South African films yet to find their niche
One of the most positive developments on the local cultural scene is the advances made in the film sector.
South Africa is clearly a leader in filmmaking in Africa alongside Nigeria. But while Nollywood has found its space in the sector, South Africa's contribution has not yet been properly recognised.
South Africa has produced some of the best films in the world, including the Oscar-winning Tsotsi and has an abundance of talented actors, producers and technical crews.
For example, the film Spud has already made more than R13million at the box office. And Leon Schuster's films have made the most money in the country.
Add to this the fact that South African movies have over a long period done well at festivals, winning the hearts of international audiences and judges, and we have a film industry that is working and creating jobs.
It is also very encouraging that the Department of Arts and Culture, with Minister Paul Mashatile at the helm, wants to make the sector and the live events technical production services sector a top priority.

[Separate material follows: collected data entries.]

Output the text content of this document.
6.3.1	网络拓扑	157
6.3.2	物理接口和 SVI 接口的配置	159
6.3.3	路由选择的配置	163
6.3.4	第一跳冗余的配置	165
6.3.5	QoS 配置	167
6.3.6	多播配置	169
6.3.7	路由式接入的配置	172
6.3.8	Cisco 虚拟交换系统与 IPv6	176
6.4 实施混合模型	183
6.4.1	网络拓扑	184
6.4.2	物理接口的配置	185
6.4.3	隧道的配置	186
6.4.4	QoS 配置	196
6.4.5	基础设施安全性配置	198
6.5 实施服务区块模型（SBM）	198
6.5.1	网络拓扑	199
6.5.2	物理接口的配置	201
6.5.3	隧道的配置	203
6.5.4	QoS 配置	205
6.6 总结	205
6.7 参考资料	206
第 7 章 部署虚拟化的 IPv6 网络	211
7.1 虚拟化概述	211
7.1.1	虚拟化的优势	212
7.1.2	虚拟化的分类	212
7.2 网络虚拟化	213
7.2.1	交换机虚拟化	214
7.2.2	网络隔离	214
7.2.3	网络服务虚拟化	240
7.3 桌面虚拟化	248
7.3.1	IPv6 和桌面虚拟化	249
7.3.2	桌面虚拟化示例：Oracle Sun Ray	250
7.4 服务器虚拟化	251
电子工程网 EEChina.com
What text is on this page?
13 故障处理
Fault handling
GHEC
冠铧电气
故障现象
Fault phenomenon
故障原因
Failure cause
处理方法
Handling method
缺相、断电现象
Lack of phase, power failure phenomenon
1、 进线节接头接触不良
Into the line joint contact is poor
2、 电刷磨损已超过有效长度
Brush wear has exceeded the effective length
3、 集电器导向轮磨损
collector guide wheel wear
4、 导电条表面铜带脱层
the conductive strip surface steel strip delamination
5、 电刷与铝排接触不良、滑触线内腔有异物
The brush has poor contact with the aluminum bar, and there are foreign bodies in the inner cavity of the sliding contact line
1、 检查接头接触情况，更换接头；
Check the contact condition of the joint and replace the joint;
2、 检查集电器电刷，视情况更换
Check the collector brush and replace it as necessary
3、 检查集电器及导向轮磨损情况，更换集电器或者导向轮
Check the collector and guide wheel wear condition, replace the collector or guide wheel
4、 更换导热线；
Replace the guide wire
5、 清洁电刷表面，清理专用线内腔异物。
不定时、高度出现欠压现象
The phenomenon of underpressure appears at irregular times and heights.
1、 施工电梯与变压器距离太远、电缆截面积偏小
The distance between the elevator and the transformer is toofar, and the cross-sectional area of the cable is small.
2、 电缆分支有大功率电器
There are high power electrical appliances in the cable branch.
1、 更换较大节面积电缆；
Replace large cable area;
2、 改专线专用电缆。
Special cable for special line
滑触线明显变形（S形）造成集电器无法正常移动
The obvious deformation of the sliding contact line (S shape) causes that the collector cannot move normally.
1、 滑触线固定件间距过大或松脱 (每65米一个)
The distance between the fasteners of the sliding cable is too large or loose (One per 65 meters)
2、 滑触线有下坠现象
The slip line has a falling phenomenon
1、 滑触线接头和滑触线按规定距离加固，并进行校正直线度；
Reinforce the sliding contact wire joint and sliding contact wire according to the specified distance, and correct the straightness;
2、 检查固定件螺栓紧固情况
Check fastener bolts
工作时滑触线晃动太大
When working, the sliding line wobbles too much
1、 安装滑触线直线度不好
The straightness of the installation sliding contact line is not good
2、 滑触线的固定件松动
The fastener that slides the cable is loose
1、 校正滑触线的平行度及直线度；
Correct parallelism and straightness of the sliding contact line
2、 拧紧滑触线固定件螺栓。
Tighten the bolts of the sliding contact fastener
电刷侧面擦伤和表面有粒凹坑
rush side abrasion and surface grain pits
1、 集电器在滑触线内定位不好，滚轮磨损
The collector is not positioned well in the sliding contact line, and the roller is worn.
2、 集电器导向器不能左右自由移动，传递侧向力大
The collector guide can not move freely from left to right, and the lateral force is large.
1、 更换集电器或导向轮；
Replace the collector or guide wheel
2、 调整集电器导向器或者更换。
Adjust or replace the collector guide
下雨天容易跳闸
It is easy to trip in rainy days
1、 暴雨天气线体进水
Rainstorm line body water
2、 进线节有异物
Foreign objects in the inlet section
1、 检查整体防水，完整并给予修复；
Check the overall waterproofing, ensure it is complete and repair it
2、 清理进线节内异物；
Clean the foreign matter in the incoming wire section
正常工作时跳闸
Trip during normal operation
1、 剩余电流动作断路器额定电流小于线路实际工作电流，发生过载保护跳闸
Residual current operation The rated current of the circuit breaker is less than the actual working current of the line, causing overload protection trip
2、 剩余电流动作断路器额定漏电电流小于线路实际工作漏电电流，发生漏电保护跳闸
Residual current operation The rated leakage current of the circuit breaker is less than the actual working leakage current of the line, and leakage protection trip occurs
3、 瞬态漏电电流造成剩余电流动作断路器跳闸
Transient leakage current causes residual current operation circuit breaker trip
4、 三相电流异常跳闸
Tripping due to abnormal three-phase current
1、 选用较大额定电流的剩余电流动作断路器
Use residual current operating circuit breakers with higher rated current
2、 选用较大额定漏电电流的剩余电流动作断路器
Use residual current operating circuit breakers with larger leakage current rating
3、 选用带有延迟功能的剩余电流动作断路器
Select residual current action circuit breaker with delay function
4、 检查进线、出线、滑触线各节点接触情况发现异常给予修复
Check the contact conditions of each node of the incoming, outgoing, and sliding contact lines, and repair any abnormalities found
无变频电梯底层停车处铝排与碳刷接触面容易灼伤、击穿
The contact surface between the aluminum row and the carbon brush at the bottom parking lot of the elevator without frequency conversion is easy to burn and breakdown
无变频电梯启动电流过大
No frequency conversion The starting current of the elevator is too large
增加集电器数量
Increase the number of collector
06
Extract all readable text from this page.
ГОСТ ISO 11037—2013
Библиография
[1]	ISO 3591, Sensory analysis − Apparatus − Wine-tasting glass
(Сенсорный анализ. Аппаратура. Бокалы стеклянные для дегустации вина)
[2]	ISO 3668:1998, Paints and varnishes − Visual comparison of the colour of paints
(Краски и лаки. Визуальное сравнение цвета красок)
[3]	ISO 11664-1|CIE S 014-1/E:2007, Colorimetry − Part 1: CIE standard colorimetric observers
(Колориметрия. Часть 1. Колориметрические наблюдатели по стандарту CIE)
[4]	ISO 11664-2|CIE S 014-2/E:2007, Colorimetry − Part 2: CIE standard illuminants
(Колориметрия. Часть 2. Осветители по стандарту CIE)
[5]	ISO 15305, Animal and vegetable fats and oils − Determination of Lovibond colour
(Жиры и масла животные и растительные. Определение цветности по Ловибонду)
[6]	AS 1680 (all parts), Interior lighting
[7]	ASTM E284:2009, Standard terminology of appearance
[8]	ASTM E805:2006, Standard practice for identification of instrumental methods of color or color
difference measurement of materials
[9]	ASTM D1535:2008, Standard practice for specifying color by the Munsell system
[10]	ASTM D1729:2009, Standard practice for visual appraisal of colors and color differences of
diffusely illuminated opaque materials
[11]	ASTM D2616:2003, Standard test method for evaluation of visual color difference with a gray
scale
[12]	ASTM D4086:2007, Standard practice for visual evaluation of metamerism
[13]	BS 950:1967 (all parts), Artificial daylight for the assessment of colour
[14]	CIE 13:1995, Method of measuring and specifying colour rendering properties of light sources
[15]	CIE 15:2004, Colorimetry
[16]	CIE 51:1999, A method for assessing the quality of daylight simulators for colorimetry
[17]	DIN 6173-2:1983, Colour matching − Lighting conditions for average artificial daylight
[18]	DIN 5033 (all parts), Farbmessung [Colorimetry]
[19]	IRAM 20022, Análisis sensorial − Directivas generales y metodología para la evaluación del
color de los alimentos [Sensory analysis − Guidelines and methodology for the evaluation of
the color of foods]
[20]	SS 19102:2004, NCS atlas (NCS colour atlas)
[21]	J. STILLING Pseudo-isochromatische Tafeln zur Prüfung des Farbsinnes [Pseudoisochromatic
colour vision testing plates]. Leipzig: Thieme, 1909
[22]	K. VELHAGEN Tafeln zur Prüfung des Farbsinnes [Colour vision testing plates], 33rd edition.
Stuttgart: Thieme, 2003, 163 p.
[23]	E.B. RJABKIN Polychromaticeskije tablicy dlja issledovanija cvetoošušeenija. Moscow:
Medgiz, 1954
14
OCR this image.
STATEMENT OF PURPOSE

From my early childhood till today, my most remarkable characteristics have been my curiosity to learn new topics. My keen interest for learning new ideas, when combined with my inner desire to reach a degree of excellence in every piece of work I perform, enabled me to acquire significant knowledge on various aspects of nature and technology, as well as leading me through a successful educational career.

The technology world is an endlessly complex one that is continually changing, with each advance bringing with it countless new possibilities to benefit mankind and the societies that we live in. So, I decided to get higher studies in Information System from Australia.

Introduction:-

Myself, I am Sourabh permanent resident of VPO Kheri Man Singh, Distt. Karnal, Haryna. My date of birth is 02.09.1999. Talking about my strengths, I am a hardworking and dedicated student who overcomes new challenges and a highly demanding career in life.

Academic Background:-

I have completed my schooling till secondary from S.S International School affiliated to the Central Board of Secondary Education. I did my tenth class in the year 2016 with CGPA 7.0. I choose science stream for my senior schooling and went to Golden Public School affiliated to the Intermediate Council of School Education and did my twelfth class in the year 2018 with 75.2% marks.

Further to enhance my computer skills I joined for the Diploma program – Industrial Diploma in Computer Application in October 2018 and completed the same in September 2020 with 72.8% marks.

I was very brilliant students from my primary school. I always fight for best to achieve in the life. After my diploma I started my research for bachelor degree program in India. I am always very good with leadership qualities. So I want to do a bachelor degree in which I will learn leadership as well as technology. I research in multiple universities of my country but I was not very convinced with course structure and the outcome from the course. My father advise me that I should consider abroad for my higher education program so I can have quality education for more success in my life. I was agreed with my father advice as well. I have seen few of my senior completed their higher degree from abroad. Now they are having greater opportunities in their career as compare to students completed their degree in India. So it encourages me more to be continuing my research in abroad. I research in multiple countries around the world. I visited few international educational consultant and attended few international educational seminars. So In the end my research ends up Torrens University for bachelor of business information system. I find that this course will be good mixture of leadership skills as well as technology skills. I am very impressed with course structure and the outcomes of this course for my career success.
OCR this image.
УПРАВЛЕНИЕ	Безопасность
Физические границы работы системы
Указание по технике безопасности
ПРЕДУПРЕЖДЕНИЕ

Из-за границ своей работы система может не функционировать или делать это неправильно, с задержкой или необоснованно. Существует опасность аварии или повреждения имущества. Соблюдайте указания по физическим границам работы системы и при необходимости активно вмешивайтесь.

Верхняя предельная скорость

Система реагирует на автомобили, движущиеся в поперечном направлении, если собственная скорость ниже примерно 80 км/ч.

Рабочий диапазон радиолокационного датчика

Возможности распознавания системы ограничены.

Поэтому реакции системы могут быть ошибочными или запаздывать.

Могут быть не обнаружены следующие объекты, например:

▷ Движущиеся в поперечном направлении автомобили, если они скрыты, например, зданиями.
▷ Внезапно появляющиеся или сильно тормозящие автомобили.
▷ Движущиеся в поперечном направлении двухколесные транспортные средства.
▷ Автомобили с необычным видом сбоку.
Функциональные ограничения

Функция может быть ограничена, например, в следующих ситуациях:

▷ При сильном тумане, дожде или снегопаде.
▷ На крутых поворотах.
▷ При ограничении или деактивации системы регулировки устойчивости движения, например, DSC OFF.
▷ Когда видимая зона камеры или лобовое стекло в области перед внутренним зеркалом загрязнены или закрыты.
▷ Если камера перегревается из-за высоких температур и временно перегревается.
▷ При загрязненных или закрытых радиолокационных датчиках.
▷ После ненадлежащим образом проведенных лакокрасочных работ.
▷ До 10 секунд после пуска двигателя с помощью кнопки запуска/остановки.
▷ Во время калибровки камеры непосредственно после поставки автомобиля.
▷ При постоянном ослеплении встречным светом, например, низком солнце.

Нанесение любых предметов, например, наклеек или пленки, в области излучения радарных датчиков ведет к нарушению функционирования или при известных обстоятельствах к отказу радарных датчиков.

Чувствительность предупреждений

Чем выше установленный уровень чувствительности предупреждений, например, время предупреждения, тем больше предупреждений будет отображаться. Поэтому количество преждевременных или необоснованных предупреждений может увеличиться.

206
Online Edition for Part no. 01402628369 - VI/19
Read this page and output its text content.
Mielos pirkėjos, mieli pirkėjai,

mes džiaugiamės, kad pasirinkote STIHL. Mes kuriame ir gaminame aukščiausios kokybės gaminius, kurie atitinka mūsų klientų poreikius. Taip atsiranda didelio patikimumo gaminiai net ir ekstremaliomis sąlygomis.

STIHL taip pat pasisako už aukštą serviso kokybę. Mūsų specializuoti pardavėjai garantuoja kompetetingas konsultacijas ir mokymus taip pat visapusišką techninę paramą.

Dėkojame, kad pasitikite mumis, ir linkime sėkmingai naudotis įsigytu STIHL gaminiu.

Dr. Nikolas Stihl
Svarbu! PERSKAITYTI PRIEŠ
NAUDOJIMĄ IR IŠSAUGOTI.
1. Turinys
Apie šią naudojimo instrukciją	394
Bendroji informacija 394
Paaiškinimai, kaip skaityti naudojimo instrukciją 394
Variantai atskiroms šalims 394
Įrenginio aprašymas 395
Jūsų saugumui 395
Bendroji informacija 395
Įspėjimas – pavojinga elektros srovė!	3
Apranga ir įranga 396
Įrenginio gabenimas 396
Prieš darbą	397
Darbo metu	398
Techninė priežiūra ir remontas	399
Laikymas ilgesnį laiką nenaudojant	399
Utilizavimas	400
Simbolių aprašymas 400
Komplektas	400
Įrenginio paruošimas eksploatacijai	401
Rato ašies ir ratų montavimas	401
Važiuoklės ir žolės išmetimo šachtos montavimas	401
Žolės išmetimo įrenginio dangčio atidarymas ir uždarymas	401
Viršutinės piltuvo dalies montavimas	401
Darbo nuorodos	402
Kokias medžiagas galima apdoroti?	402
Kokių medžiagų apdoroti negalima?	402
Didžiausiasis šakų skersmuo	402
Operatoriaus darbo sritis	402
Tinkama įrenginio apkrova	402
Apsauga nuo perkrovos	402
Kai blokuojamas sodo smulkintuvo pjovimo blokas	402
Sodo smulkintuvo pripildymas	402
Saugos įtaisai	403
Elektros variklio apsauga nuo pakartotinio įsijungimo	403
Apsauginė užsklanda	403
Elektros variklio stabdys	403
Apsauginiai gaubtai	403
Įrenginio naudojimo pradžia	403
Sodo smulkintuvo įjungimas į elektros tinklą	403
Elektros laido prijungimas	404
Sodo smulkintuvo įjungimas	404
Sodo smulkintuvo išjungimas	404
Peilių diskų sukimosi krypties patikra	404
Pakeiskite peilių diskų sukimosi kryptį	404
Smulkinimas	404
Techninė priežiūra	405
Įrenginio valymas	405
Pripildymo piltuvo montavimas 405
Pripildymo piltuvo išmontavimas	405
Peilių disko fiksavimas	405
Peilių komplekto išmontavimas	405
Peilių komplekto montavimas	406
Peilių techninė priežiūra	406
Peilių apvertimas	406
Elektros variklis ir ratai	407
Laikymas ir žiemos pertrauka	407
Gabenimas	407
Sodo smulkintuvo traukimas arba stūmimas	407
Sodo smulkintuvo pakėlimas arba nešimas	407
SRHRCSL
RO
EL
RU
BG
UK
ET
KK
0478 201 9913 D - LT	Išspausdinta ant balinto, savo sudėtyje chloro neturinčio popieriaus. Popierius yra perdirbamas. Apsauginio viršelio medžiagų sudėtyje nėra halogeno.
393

The National Film and Video Foundation is clearly the engine for spearheading the development of this sector and has contributed a lot to the formalisation of the sector, though up-and-coming filmmakers complain that it is impossible to get funding from the foundation.
The foundation says that this is the result of procedures that have to be followed. The same could be said of other statutory funding bodies such as the National Arts Council and National Lottery, which is said to be sitting on billions of rands of public funds that have to be distributed.
The reason these statutory bodies give for delaying the release of funds is that the procedures are necessary to protect the public's money. Now the question is rightly being asked: what good is this if charities, creative individuals and organisations deserving the funds suffer while people running the organisations continue to get paid?
Meanwhile, the foundation late last year called for nominations for councilors and chief executive Eddie Mbalo's term has been extended until the end of March when a new chief executive will be appointed.
Perhaps, instead of the film sector waiting without taking action while certain individuals with questionable motives and dodgy backgrounds make themselves available for nomination, it should actively participate in the process and make sure that only people with integrity are elected.